The Real News Network has a 3 part series that begins with the interview titled Krugman is Wrong About the Market and Hot Money – Flassbeck (1/3) .
For most of the interview it is hard to see what was wrong with the quotes of Krugman cited in the beginning. As they kept talking, I kept thinking, “Isn’t this what Krugman said?” Toward the end, you finally get to hear the complaint about Krugman.
FLASSBECK: Yeah, that’s one thing, that’s one factor that’s very important. But, as I said before, it’s not only the U.S. We have zero interest rates in Japan. When the U.S. still had higher interest rate, the hedge funds went through Japan, borrowed money in Japan, and carried it to Brazil and other countries. So it’s always–there’s always a low interest rate country. Or it was done through Switzerland. So it’s not important how it is done.
But the crucial thing in here–I fully disagree with Paul Krugman. Paul Krugman said, you had capital controls in the ’50s and the ’60s under the Bretton Woods system. That’s true, but that’s not the whole truth. The much more important thing is that we didn’t have flexible exchange rates. We have flexible exchange rates, and these flexible exchange rates, with these huge flows of money, of hot money, are going in the wrong direction, they’re going definitely the wrong direction, because countries with a rather high inflation rate, like Turkey or Brazil, get an appreciation of their currencies, and everybody knows that’s absolutely untenable. Every good economic textbook will tell you that the country with the high inflation needs a depreciation. But the flexible exchange rate, the markets, the markets are doing exactly the wrong thing. And Krugman also is shying away from saying this very clearly. And this is the problem.
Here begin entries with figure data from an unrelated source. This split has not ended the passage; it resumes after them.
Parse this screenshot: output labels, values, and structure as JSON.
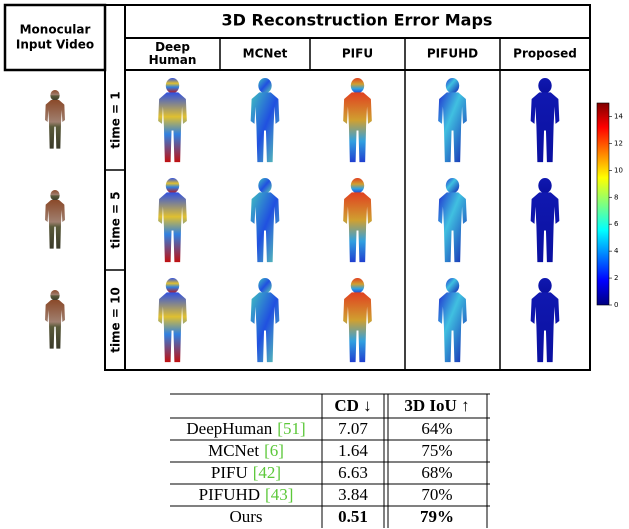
{
  "figure": {
    "left_header": [
      "Monocular",
      "Input Video"
    ],
    "title": "3D Reconstruction Error Maps",
    "methods": [
      [
        "Deep",
        "Human"
      ],
      [
        "MCNet"
      ],
      [
        "PIFU"
      ],
      [
        "PIFUHD"
      ],
      [
        "Proposed"
      ]
    ],
    "times": [
      "time = 1",
      "time = 5",
      "time = 10"
    ],
    "colorbar": {
      "lim": [
        0,
        15
      ],
      "ticks": [
        0,
        2,
        4,
        6,
        8,
        10,
        12,
        14
      ]
    }
  },
  "table": {
    "columns": [
      "CD ↓",
      "3D IoU ↑"
    ],
    "rows": [
      {
        "method": "DeepHuman",
        "ref": "[51]",
        "cd": "7.07",
        "iou": "64%"
      },
      {
        "method": "MCNet",
        "ref": "[6]",
        "cd": "1.64",
        "iou": "75%"
      },
      {
        "method": "PIFU",
        "ref": "[42]",
        "cd": "6.63",
        "iou": "68%"
      },
      {
        "method": "PIFUHD",
        "ref": "[43]",
        "cd": "3.84",
        "iou": "70%"
      },
      {
        "method": "Ours",
        "cd": "0.51",
        "iou": "79%",
        "best": true
      }
    ]
  }
}
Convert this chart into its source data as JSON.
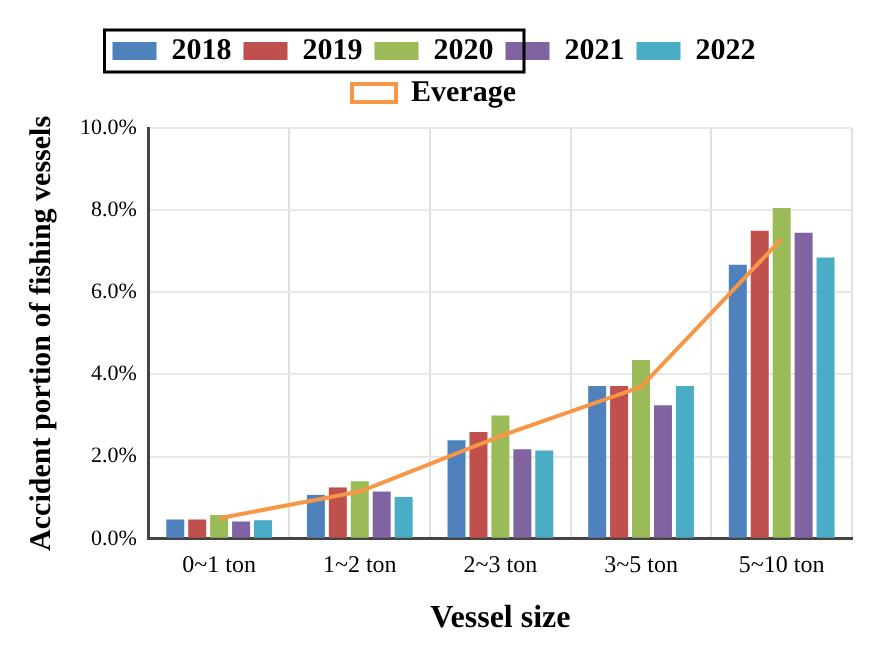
{
  "chart_data": {
    "type": "bar",
    "xlabel": "Vessel size",
    "ylabel": "Accident portion of fishing vessels",
    "categories": [
      "0~1 ton",
      "1~2 ton",
      "2~3 ton",
      "3~5 ton",
      "5~10 ton"
    ],
    "series": [
      {
        "name": "2018",
        "color": "#4f81bd",
        "values": [
          0.47,
          1.07,
          2.4,
          3.72,
          6.67
        ]
      },
      {
        "name": "2019",
        "color": "#c0504d",
        "values": [
          0.47,
          1.25,
          2.6,
          3.72,
          7.5
        ]
      },
      {
        "name": "2020",
        "color": "#9bbb59",
        "values": [
          0.58,
          1.4,
          3.0,
          4.35,
          8.05
        ]
      },
      {
        "name": "2021",
        "color": "#8064a2",
        "values": [
          0.42,
          1.15,
          2.18,
          3.25,
          7.45
        ]
      },
      {
        "name": "2022",
        "color": "#4bacc6",
        "values": [
          0.45,
          1.02,
          2.15,
          3.72,
          6.85
        ]
      },
      {
        "name": "Everage",
        "type": "line",
        "color": "#f79646",
        "values": [
          0.5,
          1.15,
          2.5,
          3.7,
          7.3
        ]
      }
    ],
    "ylim": [
      0,
      10
    ],
    "yticks": [
      {
        "value": 0,
        "label": "0.0%"
      },
      {
        "value": 2,
        "label": "2.0%"
      },
      {
        "value": 4,
        "label": "4.0%"
      },
      {
        "value": 6,
        "label": "6.0%"
      },
      {
        "value": 8,
        "label": "8.0%"
      },
      {
        "value": 10,
        "label": "10.0%"
      }
    ],
    "grid": true,
    "legend": "top",
    "marker": "none"
  }
}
We had attempts in 2011 in the G20 to talk about a new monetary system, but everybody is shying away from touching this hot issue. This is the hot issue. The markets get the prices wrong. And this has to be addressed head-on. And that means you need intervention, international intervention into the market to avoid the misalignment in the first round, the misalignment driven by the market.
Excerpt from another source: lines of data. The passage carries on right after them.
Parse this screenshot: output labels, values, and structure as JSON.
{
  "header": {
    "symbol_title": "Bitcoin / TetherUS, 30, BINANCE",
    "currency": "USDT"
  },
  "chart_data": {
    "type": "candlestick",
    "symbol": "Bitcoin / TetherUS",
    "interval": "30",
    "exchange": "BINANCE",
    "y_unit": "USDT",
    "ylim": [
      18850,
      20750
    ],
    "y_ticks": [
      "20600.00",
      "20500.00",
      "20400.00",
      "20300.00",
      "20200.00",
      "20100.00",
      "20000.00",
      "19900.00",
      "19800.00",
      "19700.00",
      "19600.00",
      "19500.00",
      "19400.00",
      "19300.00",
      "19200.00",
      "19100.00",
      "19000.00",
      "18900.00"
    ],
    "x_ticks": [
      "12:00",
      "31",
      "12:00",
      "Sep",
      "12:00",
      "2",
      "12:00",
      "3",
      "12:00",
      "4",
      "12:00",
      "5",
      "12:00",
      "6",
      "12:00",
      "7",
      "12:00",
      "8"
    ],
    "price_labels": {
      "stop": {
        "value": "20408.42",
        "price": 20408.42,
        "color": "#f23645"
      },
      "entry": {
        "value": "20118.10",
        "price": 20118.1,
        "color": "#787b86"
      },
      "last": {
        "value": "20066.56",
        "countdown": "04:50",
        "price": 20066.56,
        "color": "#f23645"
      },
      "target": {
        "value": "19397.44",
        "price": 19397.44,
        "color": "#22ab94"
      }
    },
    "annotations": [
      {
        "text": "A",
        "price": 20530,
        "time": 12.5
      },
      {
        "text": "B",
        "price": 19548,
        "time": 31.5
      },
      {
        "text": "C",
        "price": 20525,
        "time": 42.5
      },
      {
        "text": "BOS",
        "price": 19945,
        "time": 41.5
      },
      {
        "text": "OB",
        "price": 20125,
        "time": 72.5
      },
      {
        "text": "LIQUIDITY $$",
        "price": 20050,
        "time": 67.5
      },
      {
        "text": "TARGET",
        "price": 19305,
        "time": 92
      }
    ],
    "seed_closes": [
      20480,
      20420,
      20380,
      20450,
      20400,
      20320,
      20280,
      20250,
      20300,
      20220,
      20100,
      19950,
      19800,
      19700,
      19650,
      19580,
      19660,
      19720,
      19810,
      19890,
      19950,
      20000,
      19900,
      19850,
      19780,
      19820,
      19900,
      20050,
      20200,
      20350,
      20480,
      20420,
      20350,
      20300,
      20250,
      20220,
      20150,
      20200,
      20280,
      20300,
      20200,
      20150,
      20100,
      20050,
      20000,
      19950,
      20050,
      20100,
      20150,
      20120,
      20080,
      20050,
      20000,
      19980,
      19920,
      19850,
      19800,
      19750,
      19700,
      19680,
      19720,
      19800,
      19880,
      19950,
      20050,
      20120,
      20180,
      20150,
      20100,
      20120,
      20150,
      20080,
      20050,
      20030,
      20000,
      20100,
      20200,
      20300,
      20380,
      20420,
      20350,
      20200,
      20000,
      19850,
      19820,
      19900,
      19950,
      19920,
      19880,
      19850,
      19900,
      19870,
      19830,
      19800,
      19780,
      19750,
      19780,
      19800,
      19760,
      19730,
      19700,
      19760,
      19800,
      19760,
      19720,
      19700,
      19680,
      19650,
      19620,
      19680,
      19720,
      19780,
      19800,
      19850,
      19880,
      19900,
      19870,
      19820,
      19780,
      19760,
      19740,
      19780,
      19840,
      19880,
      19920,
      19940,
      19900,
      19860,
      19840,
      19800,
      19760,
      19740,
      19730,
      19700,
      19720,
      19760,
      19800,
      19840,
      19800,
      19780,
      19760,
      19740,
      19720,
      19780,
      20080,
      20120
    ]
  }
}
You’ll have to listen to the interview or read the transcript to see the parts that I have left out. The interviewee does hint at some solutions that will be discussed in the other parts of the interview.
I haven’t seen the other two episodes yet to see if this question is answered.
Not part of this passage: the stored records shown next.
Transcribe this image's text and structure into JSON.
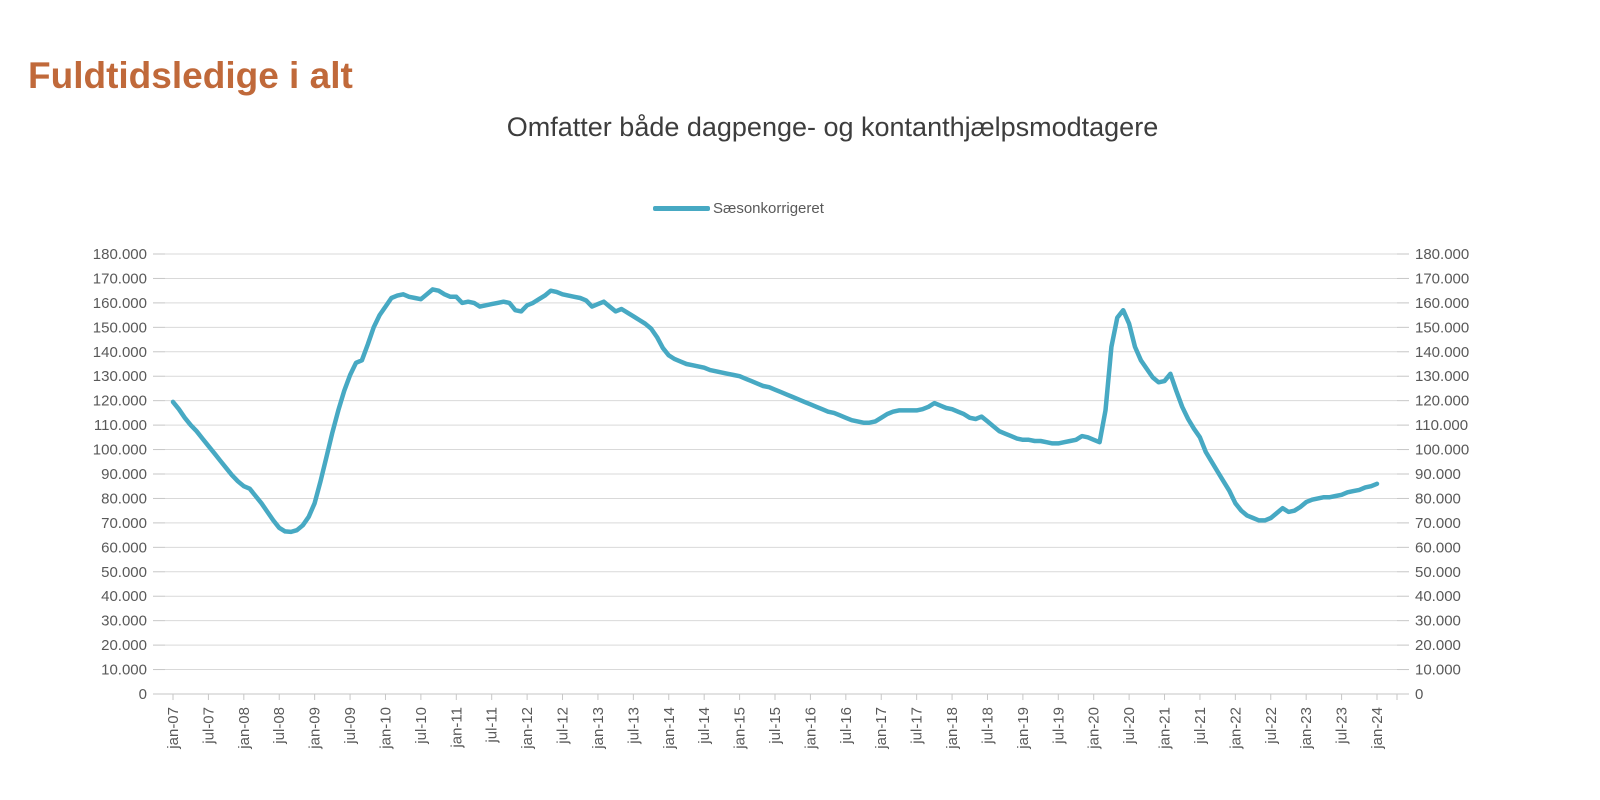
{
  "header": {
    "title": "Fuldtidsledige i alt",
    "title_color": "#c0693a"
  },
  "chart": {
    "subtitle": "Omfatter både dagpenge- og kontanthjælpsmodtagere",
    "legend_label": "Sæsonkorrigeret",
    "colors": {
      "line": "#47a9c3",
      "gridline": "#d9d9d9",
      "axis": "#c6c6c6",
      "tick_label": "#595959"
    }
  },
  "chart_data": {
    "type": "line",
    "title": "Omfatter både dagpenge- og kontanthjælpsmodtagere",
    "legend_entries": [
      "Sæsonkorrigeret"
    ],
    "legend_position": "top-center",
    "grid": "horizontal",
    "ylim": [
      0,
      180000
    ],
    "y_tick_step": 10000,
    "y_tick_format": "danish dot thousands separator",
    "x_unit": "month",
    "x_start": "jan-07",
    "x_end": "jan-24",
    "x_tick_every_months": 6,
    "x_tick_labels": [
      "jan-07",
      "jul-07",
      "jan-08",
      "jul-08",
      "jan-09",
      "jul-09",
      "jan-10",
      "jul-10",
      "jan-11",
      "jul-11",
      "jan-12",
      "jul-12",
      "jan-13",
      "jul-13",
      "jan-14",
      "jul-14",
      "jan-15",
      "jul-15",
      "jan-16",
      "jul-16",
      "jan-17",
      "jul-17",
      "jan-18",
      "jul-18",
      "jan-19",
      "jul-19",
      "jan-20",
      "jul-20",
      "jan-21",
      "jul-21",
      "jan-22",
      "jul-22",
      "jan-23",
      "jul-23",
      "jan-24"
    ],
    "series": [
      {
        "name": "Sæsonkorrigeret",
        "values": [
          119500,
          116500,
          113000,
          110000,
          107500,
          104500,
          101500,
          98500,
          95500,
          92500,
          89500,
          87000,
          85000,
          84000,
          81000,
          78000,
          74500,
          71000,
          68000,
          66500,
          66300,
          67000,
          69000,
          72500,
          78000,
          87000,
          97000,
          107000,
          116000,
          124000,
          130500,
          135500,
          136500,
          143000,
          150000,
          155000,
          158500,
          162000,
          163000,
          163500,
          162500,
          162000,
          161500,
          163500,
          165500,
          165000,
          163500,
          162500,
          162500,
          160000,
          160500,
          160000,
          158500,
          159000,
          159500,
          160000,
          160500,
          160000,
          157000,
          156500,
          159000,
          160000,
          161500,
          163000,
          165000,
          164500,
          163500,
          163000,
          162500,
          162000,
          161000,
          158500,
          159500,
          160500,
          158500,
          156500,
          157500,
          156000,
          154500,
          153000,
          151500,
          149500,
          146000,
          141500,
          138500,
          137000,
          136000,
          135000,
          134500,
          134000,
          133500,
          132500,
          132000,
          131500,
          131000,
          130500,
          130000,
          129000,
          128000,
          127000,
          126000,
          125500,
          124500,
          123500,
          122500,
          121500,
          120500,
          119500,
          118500,
          117500,
          116500,
          115500,
          115000,
          114000,
          113000,
          112000,
          111500,
          111000,
          111000,
          111500,
          113000,
          114500,
          115500,
          116000,
          116000,
          116000,
          116000,
          116500,
          117500,
          119000,
          118000,
          117000,
          116500,
          115500,
          114500,
          113000,
          112500,
          113500,
          111500,
          109500,
          107500,
          106500,
          105500,
          104500,
          104000,
          104000,
          103500,
          103500,
          103000,
          102500,
          102500,
          103000,
          103500,
          104000,
          105500,
          105000,
          104000,
          103000,
          116000,
          142000,
          154000,
          157000,
          151500,
          142000,
          136500,
          133000,
          129500,
          127500,
          128000,
          131000,
          124000,
          117500,
          112500,
          108500,
          105000,
          99000,
          95000,
          91000,
          87000,
          83000,
          78000,
          75000,
          73000,
          72000,
          71000,
          71000,
          72000,
          74000,
          76000,
          74500,
          75000,
          76500,
          78500,
          79500,
          80000,
          80500,
          80500,
          81000,
          81500,
          82500,
          83000,
          83500,
          84500,
          85000,
          86000
        ]
      }
    ]
  }
}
How can the markets be wrong? The people who are driving the market in the direction it is going are making huge profits. So the market is right, and it is always right in the short term. Well, right insofar as what individuals are capable of doing when they all make decisions that are rational for themselves individually. What the individuals in the market and the market as a whole are incapable of doing is making decisions that are right holistically for the society including the factors that are outside the market. The society includes the individuals in the market, but, as I have said, the holistic actins are not actions that individuals can take.